Okole Maluna was opened a few years ago by two native Hawaiians with strong ties to the food industry, so they have an efficient system in place and real knowledge of the food they're producing.  The dishes are a mix of moderately priced (entrees run $9-$15 at night) high- and low-cuisine from the islands with some updates that pay homage to local ingredients. Like Windsor itself, the decor is moderately upscale, but with a casual, welcoming feel.  The night I visited, clientele ranged from business people and upper-middle class couples to young families with rugrats in tow (warning: it does get loud quickly when the kids come in to play), and the beautifully maintained salt water aquarium brought almost everyone to the back for a little gawking at some point during their meals.  Co-owner Juliet Higa, a registered dietitian with 25 years in the restaurant business, was waiting tables, greeting customers, and making the rounds to visit with customers about their food.

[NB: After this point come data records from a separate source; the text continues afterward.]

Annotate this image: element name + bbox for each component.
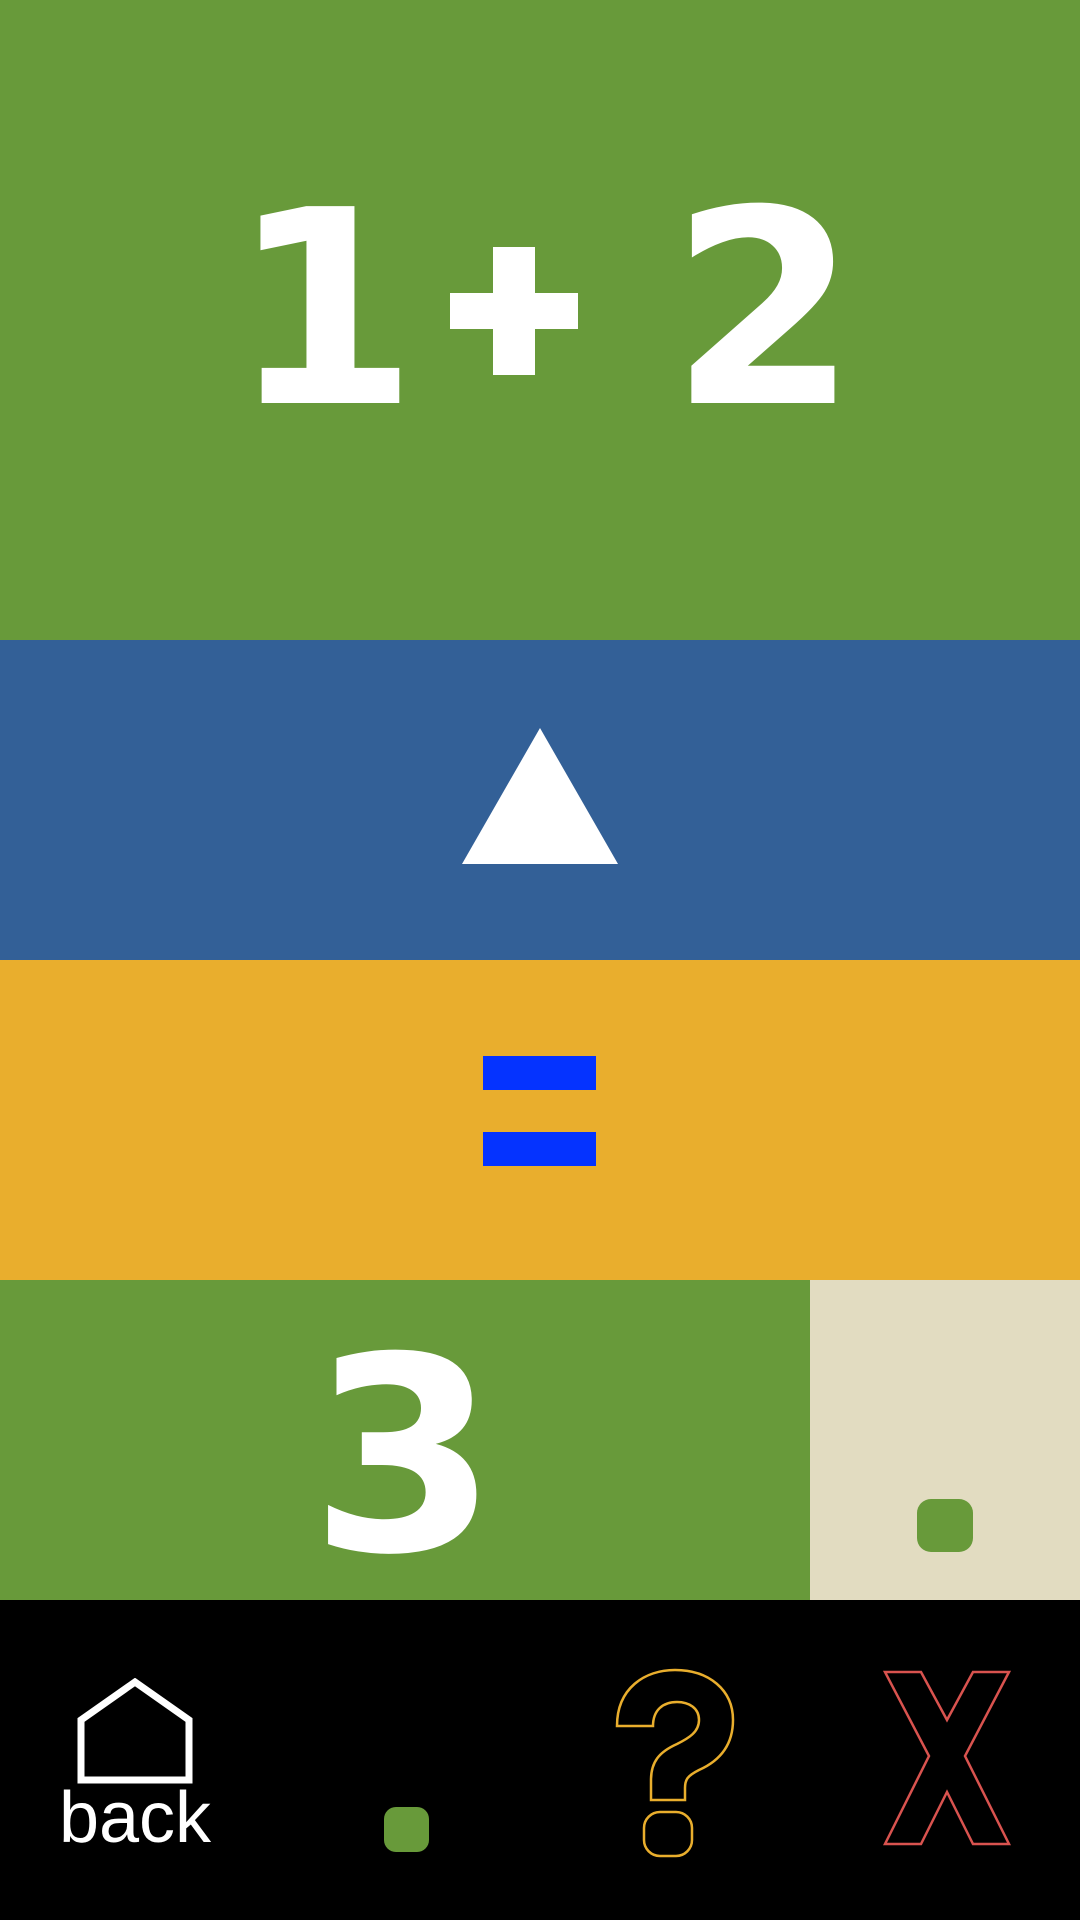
- help-button[interactable]: [540, 1600, 810, 1920]
- operand-b: 2: [670, 152, 858, 467]
- home-icon: [77, 1678, 193, 1784]
- dot-icon: [384, 1807, 429, 1852]
- back-button[interactable]: back: [0, 1600, 270, 1920]
- bottom-nav: back: [0, 1600, 1080, 1920]
- answer-slot[interactable]: [810, 1280, 1080, 1600]
- equation-panel: 1 2: [0, 0, 1080, 640]
- triangle-up-icon[interactable]: [462, 728, 618, 864]
- answer-panel: 3: [0, 1280, 810, 1600]
- dot-button[interactable]: [270, 1600, 540, 1920]
- operand-a: 1: [230, 152, 418, 467]
- back-label: back: [58, 1778, 212, 1858]
- answer-value: 3: [310, 1299, 498, 1614]
- x-icon: [883, 1670, 1011, 1846]
- equals-icon: [483, 1056, 596, 1166]
- answer-row: 3: [0, 1280, 1080, 1600]
- plus-icon: [450, 247, 578, 375]
- dot-icon: [917, 1499, 973, 1552]
- close-button[interactable]: [810, 1600, 1080, 1920]
- operator-selector-panel: [0, 640, 1080, 960]
- question-mark-icon: [615, 1668, 735, 1858]
- equals-panel: [0, 960, 1080, 1280]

So, let's talk about the food.  I passed on the blue-collar Hawaiian classics like Saimin (ramen in a light broth with Spam and egg) and Loco Moco (hamburger with eggs, rice, and gravy), but I was happy to see them on the menu as a sign of authenticity.  The Hawaiian Pesto Udon was a satisfying bowl of thick-cut, chewy homemade noodles swimming in a macadamia-Thai basil pesto with golden baked tofu on top (chicken is also available).  The Kalua Pig sandwich had a generous portion of moist, smokey pulled pork piled high on a crusty white roll.  We actually had a view of the kitchen from our seat, where a clever little electric smoker was working overtime to produce all of the pork dishes on the menu.  And the Ali'i Plate was the real deal, with a mountain of that moist, flavorful Kalua shredded pork, two perfect sticky rice patties, a fantastically seasoned side of lomi-lomi salmon (thinly sliced smoked raw salmon and fresh tomatoes with onion and salt), and a tiny square of  dense Haupia, a traditional coconut custard, for dessert.    Everything was beautifully prepared with fresh, high-quality ingredients.  Menu items incorporating Ahi tuna are priced at market value, which changes depending on the season and availability, an honest approach to a rather precious ingredient here in Northern Colorado.

Ali'i Plate


Our server was knowledgeable about the menu and Hawaiian food traditions, patient in the face of some pretty corny jokes coming from our table, and food was ready in a reasonable amount of time.  The restaurant is definitely family-friendly, and in a town with a relatively high median income and a lot of young couples, that meant quite a few boisterous children wandering around and using their outdoor voices.  Dinner is served from 5-9, so if that's something you'd rather avoid, I would suggest edging toward the later side of service for some peace and quiet.

Okole Maluna is located at the corner of CO-392 (Main Street) and 5th Street, two blocks south of Windsor Lake.  It's a perfect stop after a little paddle boating at the lake, and if the weather is warm enough, you just might forget you're in the Rockies.